There is a short story, The Machine Stops, surprisingly written by EM Forster (who came to visit my family once, but that’s another story). Surprisingly because it is essentially science fiction, not a genre he normally wrote in. In this prophetic story Forster describes a society where humans have lost the ability to live above ground (perhaps a foreshadowing of climate change or nuclear Armageddon, though neither of these were on the horizon then). Instead they live in individual underground cells and communicate entirely through audio-visual technology. The story focuses on a mother who hasn’t seen her adult son ‘in the flesh’ in years, and on what happens when ‘The Machine’, which powers all this technology, breaks down. The most amazing fact about this story is that it was published in 1909.

As we emerge slowly from the pandemic, as churches begin to meet again in person, and bigger gatherings become possible, this story has been much in my mind. There are plenty of voices around who lament our reliance on the internet and social media for human contact, and who rejoice at being able to hug and sit close again.
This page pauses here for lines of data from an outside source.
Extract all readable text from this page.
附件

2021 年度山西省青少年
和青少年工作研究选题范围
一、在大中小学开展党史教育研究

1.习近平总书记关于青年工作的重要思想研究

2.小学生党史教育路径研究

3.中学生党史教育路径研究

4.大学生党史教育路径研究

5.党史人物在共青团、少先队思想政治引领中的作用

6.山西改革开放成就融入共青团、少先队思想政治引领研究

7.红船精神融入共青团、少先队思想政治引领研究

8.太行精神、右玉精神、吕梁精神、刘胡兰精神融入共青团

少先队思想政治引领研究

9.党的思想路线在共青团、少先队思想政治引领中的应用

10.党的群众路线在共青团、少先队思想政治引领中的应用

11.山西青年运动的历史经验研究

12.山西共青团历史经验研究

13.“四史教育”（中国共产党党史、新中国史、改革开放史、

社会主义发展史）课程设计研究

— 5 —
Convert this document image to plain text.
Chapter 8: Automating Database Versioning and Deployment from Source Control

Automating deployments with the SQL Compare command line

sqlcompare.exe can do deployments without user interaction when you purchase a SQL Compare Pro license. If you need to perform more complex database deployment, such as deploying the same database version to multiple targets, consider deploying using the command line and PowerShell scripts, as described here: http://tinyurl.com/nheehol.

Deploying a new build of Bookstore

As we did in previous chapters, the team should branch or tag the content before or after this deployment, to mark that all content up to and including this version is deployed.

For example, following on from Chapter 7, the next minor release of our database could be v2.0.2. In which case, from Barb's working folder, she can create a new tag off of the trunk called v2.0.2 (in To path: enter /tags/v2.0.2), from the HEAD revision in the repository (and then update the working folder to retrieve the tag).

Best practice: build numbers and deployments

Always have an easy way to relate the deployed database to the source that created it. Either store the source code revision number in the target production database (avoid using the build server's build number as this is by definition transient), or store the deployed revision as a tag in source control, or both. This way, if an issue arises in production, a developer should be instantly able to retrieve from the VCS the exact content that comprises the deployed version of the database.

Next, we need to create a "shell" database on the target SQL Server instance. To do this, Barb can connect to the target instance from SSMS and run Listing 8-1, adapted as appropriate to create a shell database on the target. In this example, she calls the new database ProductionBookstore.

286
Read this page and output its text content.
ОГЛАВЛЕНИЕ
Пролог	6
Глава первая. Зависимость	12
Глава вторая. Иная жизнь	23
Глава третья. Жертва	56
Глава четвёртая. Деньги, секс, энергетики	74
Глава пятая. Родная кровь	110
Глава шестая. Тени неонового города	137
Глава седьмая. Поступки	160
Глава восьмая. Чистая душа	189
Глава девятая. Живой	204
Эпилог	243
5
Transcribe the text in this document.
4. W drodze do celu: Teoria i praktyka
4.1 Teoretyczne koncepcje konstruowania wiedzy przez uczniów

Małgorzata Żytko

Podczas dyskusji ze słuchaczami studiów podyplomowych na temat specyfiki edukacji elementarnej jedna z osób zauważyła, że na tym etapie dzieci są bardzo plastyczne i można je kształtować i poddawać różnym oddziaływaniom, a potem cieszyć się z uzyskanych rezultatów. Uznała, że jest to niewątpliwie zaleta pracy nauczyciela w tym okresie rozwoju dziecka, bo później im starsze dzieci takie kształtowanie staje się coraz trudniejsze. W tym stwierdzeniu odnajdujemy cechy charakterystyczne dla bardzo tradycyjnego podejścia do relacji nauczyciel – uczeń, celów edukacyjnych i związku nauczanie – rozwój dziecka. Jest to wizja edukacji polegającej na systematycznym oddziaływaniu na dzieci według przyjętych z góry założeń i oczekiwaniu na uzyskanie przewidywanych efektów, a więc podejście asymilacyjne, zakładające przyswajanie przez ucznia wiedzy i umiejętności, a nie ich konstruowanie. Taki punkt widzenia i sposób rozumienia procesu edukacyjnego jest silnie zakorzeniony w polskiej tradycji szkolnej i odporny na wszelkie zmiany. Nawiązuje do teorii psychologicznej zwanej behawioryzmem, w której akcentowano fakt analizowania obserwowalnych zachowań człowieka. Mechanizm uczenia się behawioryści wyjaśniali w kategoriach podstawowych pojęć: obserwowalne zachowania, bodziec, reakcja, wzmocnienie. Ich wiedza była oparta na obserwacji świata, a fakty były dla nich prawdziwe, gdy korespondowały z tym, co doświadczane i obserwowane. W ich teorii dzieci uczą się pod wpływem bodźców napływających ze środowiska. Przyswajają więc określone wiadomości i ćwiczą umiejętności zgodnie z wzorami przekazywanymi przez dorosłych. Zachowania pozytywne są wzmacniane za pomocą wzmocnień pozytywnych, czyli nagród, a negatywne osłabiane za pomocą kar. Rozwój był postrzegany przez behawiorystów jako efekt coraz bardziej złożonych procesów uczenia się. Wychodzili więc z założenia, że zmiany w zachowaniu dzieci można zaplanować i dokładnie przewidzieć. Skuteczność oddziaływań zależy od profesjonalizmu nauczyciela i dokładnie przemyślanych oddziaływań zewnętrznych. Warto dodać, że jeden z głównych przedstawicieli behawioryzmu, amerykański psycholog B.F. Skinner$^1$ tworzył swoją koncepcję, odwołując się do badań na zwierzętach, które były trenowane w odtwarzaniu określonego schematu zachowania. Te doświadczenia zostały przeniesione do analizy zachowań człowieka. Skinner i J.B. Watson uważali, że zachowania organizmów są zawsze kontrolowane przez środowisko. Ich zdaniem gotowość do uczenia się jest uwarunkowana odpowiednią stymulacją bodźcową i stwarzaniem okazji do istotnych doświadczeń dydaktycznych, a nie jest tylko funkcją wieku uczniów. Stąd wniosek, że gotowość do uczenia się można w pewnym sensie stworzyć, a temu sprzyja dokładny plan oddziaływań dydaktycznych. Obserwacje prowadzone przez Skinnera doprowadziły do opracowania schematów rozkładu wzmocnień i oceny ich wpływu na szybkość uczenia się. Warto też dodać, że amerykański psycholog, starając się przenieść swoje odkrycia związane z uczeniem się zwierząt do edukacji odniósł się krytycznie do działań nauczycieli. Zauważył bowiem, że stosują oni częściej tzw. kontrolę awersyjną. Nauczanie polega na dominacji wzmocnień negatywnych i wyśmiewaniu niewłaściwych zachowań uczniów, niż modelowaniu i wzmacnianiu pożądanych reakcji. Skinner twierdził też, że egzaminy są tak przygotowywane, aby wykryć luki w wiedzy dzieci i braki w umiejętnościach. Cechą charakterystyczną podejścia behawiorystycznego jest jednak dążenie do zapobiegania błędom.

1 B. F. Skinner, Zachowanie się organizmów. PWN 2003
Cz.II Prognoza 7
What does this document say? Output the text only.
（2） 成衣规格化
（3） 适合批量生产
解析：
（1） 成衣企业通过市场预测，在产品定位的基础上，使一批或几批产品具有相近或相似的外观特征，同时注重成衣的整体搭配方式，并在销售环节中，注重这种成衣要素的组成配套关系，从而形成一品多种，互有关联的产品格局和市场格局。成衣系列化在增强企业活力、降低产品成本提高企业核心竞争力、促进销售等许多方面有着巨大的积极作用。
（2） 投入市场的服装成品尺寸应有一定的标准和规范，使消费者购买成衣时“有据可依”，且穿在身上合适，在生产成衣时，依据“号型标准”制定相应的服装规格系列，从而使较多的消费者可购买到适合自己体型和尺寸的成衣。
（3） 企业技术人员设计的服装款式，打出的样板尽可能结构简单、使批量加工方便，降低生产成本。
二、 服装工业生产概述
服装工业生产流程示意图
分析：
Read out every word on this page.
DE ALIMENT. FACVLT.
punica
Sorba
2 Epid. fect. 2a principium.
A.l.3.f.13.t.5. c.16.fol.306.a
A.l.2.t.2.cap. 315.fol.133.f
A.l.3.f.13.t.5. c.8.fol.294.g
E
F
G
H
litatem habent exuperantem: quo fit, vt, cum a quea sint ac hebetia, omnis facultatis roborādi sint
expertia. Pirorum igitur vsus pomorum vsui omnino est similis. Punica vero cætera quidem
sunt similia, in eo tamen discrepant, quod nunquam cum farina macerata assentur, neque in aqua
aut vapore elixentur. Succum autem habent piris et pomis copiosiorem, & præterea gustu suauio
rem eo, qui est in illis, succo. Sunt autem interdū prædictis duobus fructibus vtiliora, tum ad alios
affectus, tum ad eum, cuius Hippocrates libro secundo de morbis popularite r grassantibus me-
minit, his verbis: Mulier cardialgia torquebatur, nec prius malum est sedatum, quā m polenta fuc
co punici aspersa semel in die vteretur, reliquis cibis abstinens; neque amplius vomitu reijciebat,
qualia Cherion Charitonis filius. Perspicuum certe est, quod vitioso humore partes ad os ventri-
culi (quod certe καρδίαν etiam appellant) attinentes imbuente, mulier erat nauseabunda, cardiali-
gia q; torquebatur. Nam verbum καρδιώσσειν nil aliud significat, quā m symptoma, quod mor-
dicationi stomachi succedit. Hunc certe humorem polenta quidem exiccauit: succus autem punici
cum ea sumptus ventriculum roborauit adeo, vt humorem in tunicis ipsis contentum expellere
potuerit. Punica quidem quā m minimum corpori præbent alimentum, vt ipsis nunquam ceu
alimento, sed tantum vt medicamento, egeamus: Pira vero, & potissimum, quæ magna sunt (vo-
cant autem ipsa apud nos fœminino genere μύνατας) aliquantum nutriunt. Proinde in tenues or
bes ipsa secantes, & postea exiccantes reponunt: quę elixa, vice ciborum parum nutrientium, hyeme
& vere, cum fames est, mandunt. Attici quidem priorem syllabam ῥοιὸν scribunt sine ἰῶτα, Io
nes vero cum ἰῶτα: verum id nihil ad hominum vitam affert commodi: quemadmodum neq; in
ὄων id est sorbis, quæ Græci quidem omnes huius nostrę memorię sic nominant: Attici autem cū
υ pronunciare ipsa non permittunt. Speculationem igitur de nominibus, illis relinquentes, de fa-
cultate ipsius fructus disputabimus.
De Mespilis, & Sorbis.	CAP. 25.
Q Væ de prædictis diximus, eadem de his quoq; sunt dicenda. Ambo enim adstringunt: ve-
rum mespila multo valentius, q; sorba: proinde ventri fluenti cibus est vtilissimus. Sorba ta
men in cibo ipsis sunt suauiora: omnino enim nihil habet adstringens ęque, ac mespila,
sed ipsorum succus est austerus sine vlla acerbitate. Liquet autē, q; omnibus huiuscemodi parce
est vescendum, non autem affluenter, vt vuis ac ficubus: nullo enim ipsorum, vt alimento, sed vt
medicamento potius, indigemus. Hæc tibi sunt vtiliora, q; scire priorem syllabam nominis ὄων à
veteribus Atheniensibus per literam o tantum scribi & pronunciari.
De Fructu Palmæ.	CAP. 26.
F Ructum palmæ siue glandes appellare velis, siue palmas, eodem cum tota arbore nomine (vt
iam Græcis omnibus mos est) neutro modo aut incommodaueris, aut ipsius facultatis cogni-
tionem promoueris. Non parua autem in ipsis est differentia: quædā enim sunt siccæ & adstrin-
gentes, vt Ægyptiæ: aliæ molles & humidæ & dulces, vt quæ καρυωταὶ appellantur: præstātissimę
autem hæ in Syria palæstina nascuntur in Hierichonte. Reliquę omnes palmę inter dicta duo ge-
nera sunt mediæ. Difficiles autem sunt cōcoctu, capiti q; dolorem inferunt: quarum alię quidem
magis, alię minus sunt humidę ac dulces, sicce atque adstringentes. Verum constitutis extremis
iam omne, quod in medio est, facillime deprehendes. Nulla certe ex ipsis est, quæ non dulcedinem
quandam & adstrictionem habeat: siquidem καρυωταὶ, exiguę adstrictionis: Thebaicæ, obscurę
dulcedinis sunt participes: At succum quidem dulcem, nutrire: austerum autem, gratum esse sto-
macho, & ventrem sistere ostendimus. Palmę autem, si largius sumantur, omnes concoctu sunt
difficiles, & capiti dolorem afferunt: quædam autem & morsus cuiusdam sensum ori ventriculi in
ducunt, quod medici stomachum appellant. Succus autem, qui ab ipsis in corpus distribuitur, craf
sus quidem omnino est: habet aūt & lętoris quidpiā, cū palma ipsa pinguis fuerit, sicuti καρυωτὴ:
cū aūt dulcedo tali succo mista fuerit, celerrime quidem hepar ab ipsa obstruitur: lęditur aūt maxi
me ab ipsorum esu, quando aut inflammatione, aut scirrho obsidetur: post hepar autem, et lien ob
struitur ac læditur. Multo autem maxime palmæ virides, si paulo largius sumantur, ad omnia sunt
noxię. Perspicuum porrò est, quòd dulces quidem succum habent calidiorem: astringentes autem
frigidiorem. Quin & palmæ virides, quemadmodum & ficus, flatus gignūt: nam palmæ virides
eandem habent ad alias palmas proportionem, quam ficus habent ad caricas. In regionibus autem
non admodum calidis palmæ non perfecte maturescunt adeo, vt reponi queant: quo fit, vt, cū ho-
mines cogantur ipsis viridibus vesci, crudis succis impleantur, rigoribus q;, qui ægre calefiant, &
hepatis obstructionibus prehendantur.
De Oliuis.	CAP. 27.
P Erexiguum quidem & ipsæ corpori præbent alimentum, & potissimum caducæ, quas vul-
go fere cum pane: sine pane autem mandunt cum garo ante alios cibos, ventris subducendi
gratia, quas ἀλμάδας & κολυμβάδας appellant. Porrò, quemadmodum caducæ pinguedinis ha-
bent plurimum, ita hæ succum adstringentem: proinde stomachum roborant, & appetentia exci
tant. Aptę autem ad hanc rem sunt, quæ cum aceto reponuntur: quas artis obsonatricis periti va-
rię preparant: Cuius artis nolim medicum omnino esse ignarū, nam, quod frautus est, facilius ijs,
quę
But I don’t think it’s really that simple.

Let’s not cut off people’s life lines

The other day I read a piece by a fellow writer who is housebound, indeed bedbound, by ME. She was questioning the idea that churches should now stop their Zoom or streamed services, as people could now come back to the church building. For her, this was an impossibility long before COVID; she simply didn’t have the energy or mobility. Instead, online Sunday services, prayer meetings and home groups provided the first opportunity for her to join in church activities for years. And this is especially poignant when one considers that as a ‘clinically extremely vulnerable’ person, her normal visits from a friend or two at a time would have had to stop during the pandemic too.

One thing she pointed out was that, contrary to what some people suggested, when she took part in an online service, she was in fact still worshipping with her body – not in close proximity to others, it’s true, but still engaging her whole self, even if in a reclining position. I am not in her situation, but recent mental health problems have made it more of an effort to go out, and for me the online prayer meeting, the FaceTime therapist sessions and the Zoom poetry groups have been my social lifeline. They have their limitations, but without them I could become totally isolated.

For older people who can no longer physically get to church, or for those with agoraphobia or just plain exhaustion, technology and social media can be a lifesaver in their emotional and spiritual lives (even if their grandchildren have to set it up and show them how to use it). I think we should be grateful for new technology and all the opportunities it gives us. As I have probably said in this column before, television didn’t, as we were warned, kill the art of conversation – it just meant we had conversations about TV programmes instead of other topics! No doubt when the telephone was new, people said it would kill the art of letter writing – and indeed to get a ‘real’ handwritten or even typed letter is rare these days. But isn’t an email just another form of letter? And you can keep it to revisit it as often as you want too.

Harnessing the hybrid approach

My son has a new job, in fact his first job (at 27, which isn’t as bad as it sounds considering he only graduated at 25 and then COVID struck). He provides technical support for a local council’s adult learning facility, making sure that hybrid learning – some students in the classroom, some online – works as it should. Although getting used to the discipline of daily work is hard for him, he clearly loves what he does and it certainly uses all his core skills. Perhaps we should be thinking about how to run ‘hybrid church’, not just for Sunday worship but for all our church activities? It would need some adjustments and some careful thinking, so as to avoid creating, effectively, two congregations. But it could be a way of including those who are often excluded, who are in our prayers but not in our sight. There are times when ‘The Machine’ must stop, but perhaps we could also harness ‘The Machine’ for our own benefit.